Affetmek için güçlü ilk adım

Af dileyin
Günah açıkça veya gizlice gerçekleşebilir. Ancak itiraf edilmediğinde, büyüyen bir yük haline gelir. Vicdanımız bizi çekiyor. İhlal ruhumuza ve zihnimize düşer. Uyuyamıyoruz Çok az sevinç buluyoruz. Acımasız baskıdan bile hastalanabiliriz.

Soykırımdan kurtulan ve yazar Simon Wiesenthal, The Sunflower: On the Possencies and Limits of Affiveness adlı kitabında, bir Nazi toplama kampında olma hikayesini anlatıyor. Bir noktada, işin detayından çıkarıldı ve ölen bir SS üyesinin yatağına götürüldü.

Memur, küçük bir çocuğu olan bir ailenin öldürülmesi de dahil olmak üzere korkunç suçlar işlemişti. Şimdi ölüm döşeğindeyken, Nazi subayı suçlarından dolayı işkence gördü ve itiraf etmek ve mümkünse bir Yahudi'den bağışlanmak istedi. Wiesenthal sessizce odadan çıktı. Bağışlama teklif etmedi. Yıllar sonra, doğru şeyi yapıp yapmadığını merak etti.

İtiraf etme ve affedilme ihtiyacını hissetmek için insanlığa karşı suç işlemiş olmamıza gerek yok. Birçoğumuz daha çok Wiesenthal gibiyiz ve affedilmeyi esirgemememiz gerektiğini merak ediyoruz. Hepimizin hayatında vicdanımızı rahatsız eden bir şey var.

Bağışlama sunmanın yolu itirafla başlar: Yaptığımız acıyı açığa vurmak ve uzlaşma arayışı. İtiraf birçokları için çile olabilir. Tanrı'nın yüreğinde bir adam olan Kral Davut bile bu mücadeleden muaf değildi. Ama bir kez itiraf etmeye, dua etmeye ve Tanrı'dan af dilemeye hazır olduğunuzda Papazınız veya rahibinizle veya güvendiğiniz bir arkadaşınızla, hatta belki kin duyduğunuz kişiyle konuşun.

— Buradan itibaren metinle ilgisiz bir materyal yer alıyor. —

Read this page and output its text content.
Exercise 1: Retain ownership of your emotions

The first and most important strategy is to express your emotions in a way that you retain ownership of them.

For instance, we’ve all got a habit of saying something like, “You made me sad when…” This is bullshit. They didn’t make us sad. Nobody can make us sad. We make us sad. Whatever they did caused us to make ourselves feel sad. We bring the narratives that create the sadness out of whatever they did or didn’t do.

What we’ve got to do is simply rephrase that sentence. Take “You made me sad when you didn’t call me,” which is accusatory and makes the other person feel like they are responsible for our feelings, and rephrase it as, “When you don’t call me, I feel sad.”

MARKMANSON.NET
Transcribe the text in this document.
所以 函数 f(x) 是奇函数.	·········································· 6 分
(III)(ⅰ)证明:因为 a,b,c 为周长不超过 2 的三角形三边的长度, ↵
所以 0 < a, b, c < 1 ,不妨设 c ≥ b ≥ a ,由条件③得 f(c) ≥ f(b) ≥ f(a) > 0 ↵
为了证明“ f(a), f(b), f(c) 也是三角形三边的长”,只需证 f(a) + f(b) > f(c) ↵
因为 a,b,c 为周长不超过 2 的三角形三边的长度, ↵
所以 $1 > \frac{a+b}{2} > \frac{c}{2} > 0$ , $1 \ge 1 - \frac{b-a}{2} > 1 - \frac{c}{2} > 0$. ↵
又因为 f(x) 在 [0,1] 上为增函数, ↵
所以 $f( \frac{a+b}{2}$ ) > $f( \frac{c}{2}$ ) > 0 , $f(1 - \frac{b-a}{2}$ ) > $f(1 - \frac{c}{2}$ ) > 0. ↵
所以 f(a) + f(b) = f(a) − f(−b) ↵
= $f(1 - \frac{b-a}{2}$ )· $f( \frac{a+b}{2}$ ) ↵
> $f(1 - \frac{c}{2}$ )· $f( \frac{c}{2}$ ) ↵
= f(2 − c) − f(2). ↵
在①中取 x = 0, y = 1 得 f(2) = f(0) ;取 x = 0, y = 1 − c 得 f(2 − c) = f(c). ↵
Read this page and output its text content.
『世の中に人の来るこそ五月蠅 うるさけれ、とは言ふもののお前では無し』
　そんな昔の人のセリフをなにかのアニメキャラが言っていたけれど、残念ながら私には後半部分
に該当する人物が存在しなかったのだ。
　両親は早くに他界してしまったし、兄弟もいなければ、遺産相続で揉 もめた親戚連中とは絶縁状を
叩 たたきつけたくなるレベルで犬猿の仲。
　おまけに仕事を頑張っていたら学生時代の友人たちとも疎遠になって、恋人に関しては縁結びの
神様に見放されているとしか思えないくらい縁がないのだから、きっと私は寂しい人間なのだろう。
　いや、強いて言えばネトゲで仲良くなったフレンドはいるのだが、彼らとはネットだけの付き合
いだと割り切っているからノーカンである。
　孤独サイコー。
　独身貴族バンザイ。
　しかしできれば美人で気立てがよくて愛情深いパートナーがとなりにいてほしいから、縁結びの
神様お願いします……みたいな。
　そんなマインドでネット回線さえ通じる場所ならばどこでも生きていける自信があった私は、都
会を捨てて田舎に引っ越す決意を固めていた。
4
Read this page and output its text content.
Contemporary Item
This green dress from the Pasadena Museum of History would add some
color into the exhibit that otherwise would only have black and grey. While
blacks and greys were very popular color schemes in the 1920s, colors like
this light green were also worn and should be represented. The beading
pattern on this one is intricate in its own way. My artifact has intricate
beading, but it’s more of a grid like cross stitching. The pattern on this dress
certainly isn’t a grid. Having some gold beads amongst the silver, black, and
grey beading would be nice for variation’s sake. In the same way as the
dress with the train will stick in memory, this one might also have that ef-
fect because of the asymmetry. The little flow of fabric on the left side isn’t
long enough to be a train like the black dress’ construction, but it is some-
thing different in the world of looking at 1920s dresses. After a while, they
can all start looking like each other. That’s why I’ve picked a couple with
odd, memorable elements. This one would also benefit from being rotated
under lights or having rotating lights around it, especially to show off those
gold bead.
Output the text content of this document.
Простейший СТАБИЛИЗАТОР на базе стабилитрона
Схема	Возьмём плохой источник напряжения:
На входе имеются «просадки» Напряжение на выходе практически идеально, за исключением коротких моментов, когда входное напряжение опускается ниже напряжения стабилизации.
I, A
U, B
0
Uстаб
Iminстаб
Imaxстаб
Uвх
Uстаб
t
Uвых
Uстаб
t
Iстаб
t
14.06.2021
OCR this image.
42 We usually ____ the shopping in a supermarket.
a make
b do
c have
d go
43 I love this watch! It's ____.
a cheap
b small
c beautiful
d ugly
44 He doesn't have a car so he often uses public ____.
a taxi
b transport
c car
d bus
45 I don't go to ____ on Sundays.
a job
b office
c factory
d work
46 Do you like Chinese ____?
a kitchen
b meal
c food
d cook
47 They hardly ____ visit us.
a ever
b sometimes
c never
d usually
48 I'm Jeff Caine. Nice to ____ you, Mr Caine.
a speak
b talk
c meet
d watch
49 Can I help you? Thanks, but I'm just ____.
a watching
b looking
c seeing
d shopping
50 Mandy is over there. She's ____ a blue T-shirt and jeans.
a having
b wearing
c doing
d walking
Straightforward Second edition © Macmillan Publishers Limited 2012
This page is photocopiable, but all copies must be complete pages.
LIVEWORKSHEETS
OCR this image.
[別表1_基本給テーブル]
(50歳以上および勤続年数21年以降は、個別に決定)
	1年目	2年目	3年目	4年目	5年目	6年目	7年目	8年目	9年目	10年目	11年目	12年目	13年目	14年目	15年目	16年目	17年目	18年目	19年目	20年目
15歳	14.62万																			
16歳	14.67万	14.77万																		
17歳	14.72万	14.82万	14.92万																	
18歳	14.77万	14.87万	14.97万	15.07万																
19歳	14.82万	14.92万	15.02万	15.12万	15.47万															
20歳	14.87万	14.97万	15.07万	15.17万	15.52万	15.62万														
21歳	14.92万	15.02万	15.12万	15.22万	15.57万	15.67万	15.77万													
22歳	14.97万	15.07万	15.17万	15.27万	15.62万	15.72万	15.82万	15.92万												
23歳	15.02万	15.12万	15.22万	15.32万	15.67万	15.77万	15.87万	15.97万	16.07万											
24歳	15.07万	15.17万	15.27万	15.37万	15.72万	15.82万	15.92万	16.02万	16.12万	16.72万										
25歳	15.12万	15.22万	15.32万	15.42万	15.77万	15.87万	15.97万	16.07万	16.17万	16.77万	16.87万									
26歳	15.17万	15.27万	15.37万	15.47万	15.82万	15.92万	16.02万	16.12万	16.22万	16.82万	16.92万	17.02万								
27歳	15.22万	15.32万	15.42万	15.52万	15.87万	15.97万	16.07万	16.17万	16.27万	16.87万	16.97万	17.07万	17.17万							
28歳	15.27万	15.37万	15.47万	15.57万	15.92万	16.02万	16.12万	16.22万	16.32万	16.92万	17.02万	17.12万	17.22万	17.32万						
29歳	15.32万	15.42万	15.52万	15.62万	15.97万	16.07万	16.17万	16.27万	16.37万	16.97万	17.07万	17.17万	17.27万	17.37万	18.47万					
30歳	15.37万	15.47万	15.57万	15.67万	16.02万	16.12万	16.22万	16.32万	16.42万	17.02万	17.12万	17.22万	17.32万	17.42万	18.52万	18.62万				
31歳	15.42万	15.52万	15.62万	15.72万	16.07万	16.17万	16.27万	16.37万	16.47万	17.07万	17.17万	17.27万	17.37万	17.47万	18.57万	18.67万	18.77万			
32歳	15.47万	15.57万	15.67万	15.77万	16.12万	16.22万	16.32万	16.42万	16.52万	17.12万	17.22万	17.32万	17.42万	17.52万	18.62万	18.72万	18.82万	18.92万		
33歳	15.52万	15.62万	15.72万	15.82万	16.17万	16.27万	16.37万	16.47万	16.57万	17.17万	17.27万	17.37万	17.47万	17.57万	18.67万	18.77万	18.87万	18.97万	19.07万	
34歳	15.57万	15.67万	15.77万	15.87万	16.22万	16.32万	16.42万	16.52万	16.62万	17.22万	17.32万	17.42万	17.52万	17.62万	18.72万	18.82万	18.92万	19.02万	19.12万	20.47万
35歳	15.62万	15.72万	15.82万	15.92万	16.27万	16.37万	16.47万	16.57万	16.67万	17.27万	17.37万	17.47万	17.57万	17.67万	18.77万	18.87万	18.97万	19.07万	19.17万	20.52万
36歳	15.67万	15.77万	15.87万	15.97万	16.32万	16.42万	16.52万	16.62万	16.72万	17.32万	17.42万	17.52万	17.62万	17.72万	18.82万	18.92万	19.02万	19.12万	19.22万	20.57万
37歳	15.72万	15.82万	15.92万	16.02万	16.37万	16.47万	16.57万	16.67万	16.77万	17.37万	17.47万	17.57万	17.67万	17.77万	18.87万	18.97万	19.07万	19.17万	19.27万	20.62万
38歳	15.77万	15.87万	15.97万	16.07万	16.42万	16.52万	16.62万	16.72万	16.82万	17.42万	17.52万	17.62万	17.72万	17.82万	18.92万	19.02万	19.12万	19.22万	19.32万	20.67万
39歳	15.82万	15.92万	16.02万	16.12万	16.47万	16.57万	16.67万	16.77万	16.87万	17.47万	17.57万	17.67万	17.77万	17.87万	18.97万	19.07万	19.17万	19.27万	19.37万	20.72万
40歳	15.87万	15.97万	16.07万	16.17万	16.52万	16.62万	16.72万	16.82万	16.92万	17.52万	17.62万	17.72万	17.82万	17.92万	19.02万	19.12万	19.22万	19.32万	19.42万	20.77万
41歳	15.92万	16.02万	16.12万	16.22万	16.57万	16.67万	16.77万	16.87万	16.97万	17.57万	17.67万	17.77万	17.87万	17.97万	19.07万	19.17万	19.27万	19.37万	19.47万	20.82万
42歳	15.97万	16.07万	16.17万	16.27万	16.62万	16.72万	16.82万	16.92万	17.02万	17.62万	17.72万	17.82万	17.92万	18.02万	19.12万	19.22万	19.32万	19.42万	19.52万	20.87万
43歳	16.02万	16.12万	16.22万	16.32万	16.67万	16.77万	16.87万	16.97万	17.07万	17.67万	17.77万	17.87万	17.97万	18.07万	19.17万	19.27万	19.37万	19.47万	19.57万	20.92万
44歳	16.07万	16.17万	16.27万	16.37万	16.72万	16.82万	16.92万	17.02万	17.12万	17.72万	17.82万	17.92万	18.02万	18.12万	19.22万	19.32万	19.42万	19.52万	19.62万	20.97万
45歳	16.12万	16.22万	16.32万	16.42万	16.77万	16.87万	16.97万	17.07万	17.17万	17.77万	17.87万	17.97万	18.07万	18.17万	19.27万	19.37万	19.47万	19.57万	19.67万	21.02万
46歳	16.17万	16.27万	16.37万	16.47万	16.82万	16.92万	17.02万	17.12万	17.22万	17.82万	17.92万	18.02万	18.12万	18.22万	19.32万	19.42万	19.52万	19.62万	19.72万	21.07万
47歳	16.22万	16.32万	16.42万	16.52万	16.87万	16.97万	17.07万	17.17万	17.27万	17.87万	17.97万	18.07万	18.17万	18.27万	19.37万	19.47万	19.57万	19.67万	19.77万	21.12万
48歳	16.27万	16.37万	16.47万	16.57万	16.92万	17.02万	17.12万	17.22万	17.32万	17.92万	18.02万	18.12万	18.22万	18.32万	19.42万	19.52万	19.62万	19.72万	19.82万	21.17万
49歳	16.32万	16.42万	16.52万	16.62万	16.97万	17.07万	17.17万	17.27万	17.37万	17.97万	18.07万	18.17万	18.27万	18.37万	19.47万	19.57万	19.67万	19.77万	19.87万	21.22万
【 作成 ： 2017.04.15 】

Bağışlama, insanların size kötü davranmasına izin vermeniz gerektiği anlamına gelmez. Basitçe, başka birinin size neden olduğu acıdan dolayı acı veya öfke duymak anlamına gelir.

Mezmur yazarı şöyle yazdı: "Ben sessiz kaldığımda, kemiklerim bütün gün inlememle harcanmıştı." Kafası karışmamış günahın ıstırabı zihnini, bedenini ve ruhunu tüketti. İyileştirme ve neşesini geri getirebilecek tek şey bağışlayıcılıktı. İtiraf olmadan bağışlama olmaz.

Bağışlamak neden bu kadar zor? Gurur sık ​​sık araya girer. Kontrolü elimizde tutmak ve hiçbir kırılganlık ve zayıflık belirtisi göstermemek istiyoruz.

"Özür dilerim" demek, büyüdüğünde her zaman uygulanmaz. İkisi de "seni affediyorum" demedi. Yalamalarını aldın ve yoluna devam ettin. Bugün bile, en derin insani başarısızlıklarımızı ifade etmek ve başkalarının başarısızlıklarını affetmek kültürel norm değildir.

Ancak başarısızlıklarımızı itiraf edip kalplerimizi affetmeye açana kadar, kendimizi Tanrı'nın lütfunun doluluğundan mahrum bırakıyoruz.